Tools of the Trade
February 23, 2016
Tools of the Trade

Playing with Fire and Knives

 

Behind every great chef there’s fire and great steel.

Professional kitchens brim with devices that wow—thermal immersion circulators and fancy looking siphons—but two at Heartwood Provisions rise above the rest: the humble knife and live-fire wood-burning oven. For Chef Varin Keokitvon both have become essential.

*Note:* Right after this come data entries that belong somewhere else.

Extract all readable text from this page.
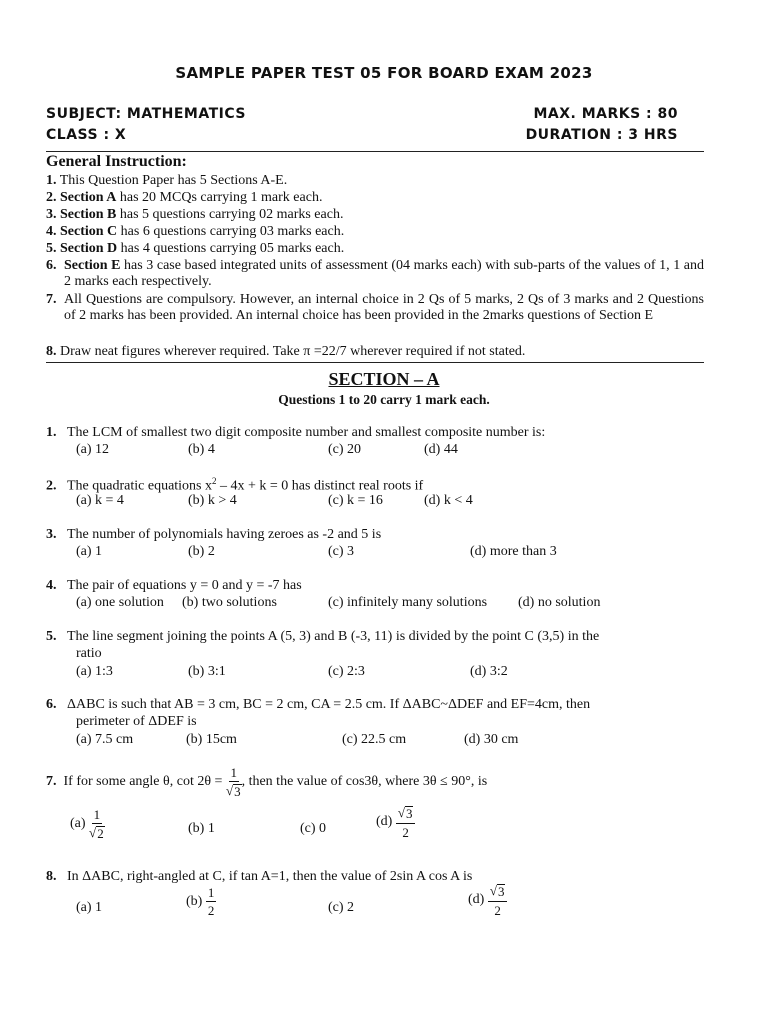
SAMPLE PAPER TEST 05 FOR BOARD EXAM 2023
SUBJECT: MATHEMATICS	MAX. MARKS : 80
CLASS : X	DURATION : 3 HRS
General Instruction:
1. This Question Paper has 5 Sections A-E.
2. Section A has 20 MCQs carrying 1 mark each.
3. Section B has 5 questions carrying 02 marks each.
4. Section C has 6 questions carrying 03 marks each.
5. Section D has 4 questions carrying 05 marks each.
6. Section E has 3 case based integrated units of assessment (04 marks each) with sub-parts of the values of 1, 1 and 2 marks each respectively.
7. All Questions are compulsory. However, an internal choice in 2 Qs of 5 marks, 2 Qs of 3 marks and 2 Questions of 2 marks has been provided. An internal choice has been provided in the 2marks questions of Section E
8. Draw neat figures wherever required. Take π =22/7 wherever required if not stated.
SECTION – A
Questions 1 to 20 carry 1 mark each.
1. The LCM of smallest two digit composite number and smallest composite number is:
(a) 12	(b) 4	(c) 20	(d) 44
2. The quadratic equations $x^2 - 4x + k = 0$ has distinct real roots if
(a) k = 4	(b) k > 4	(c) k = 16	(d) k < 4
3. The number of polynomials having zeroes as -2 and 5 is
(a) 1	(b) 2	(c) 3	(d) more than 3
4. The pair of equations y = 0 and y = -7 has
(a) one solution (b) two solutions	(c) infinitely many solutions (d) no solution
5. The line segment joining the points A (5, 3) and B (-3, 11) is divided by the point C (3,5) in the
ratio
(a) 1:3	(b) 3:1	(c) 2:3	(d) 3:2
6. ΔABC is such that AB = 3 cm, BC = 2 cm, CA = 2.5 cm. If ΔABC~ΔDEF and EF=4cm, then
perimeter of ΔDEF is
(a) 7.5 cm	(b) 15cm	(c) 22.5 cm	(d) 30 cm
7.
If for some angle θ, cot 2θ =
$\frac{1}{√ 3}$ , then the value of cos3θ, where 3θ ≤ 90°, is
(a)
$\frac{1}{√ 2}$	(b) 1	(c) 0	(d)
$\frac{√ 3}{2}$
8. In ΔABC, right-angled at C, if tan A=1, then the value of 2sin A cos A is
(a) 1	(b)
$\frac{1}{2}$	(c) 2
(d)
$\frac{√ 3}{2}$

“With so many gadgets and out there, we forget many of the tasks can, and should be done by hand,” he says.

 

KnivesThe knife is as essential to the kitchen as salt is to food. Mankind’s first knives were shaped by stone and hewn from inky, glasslike volcanic rock. Obsidian—harder than steel and smooth fracturing—splits to a murderous sharpness and was fundamental in Aztec knives. From it they produced arrowheads for hunting, and knives for tearing at fresh kill. Later, materials such as copper, bronze and tin moved from weaponry to cutlery. Iron took hold in sword making and then in the kitchen.

Today most knives are forged in steel, with production hubs in Seki, Japan and Solingen, Germany, both once swordsmithing epicenters. While not all knives are created equal—as evidenced by prices ranging into the thousands—keeping it sharp is paramount. Take your steel to a cutler or hone your own knife sharpening skills.

Knives may come in many shapes and sizes, but in our downtown Seattle restaurant kitchen three are critical: a chef’s knife, paring knife and serrated knife. Nearly all tasks—slicing Copper River Salmon, dicing juicy strawberries, or cutting into Wagyu beef jerky—can be performed by one of the cutting trinity.

 

Josper oven and Woodstone oven

Josper Grill and Woodstone oven in the Heartwood Provisions Kitchen.

Once the salmon is sliced there’s the smoking or grilling to be done. At Heartwood we incorporated a special element: a Spanish-designed, charcoal burning enclosed grill. What makes the Josper unique is that it combines the characteristics of a char-broiler with the features of an enclosed oven, all while being fueled by hardwood charcoal.

“We have a big emphasis on live fire in the kitchen with the Josper and a Woodstone wood-burning oven,” says Chef Varin. “While I didn’t discover the Josper during my ICEX fellowship in Spain, our team later found they were built locally in Bellingham at Woodstone Corporation. It seemed to be a natural fit at Heartwood. 

In the heart of the Pacific Northwest, Heartwood has access to an abundant of sources of cherry and pine, applewood, and even old grapevine.

“The flavor imparted by cooking with wood is paramount and can be tweaked in so many ways. We’re having fun experimenting, and I plan to continue playing around with my choices in wood,” says Chef Varin.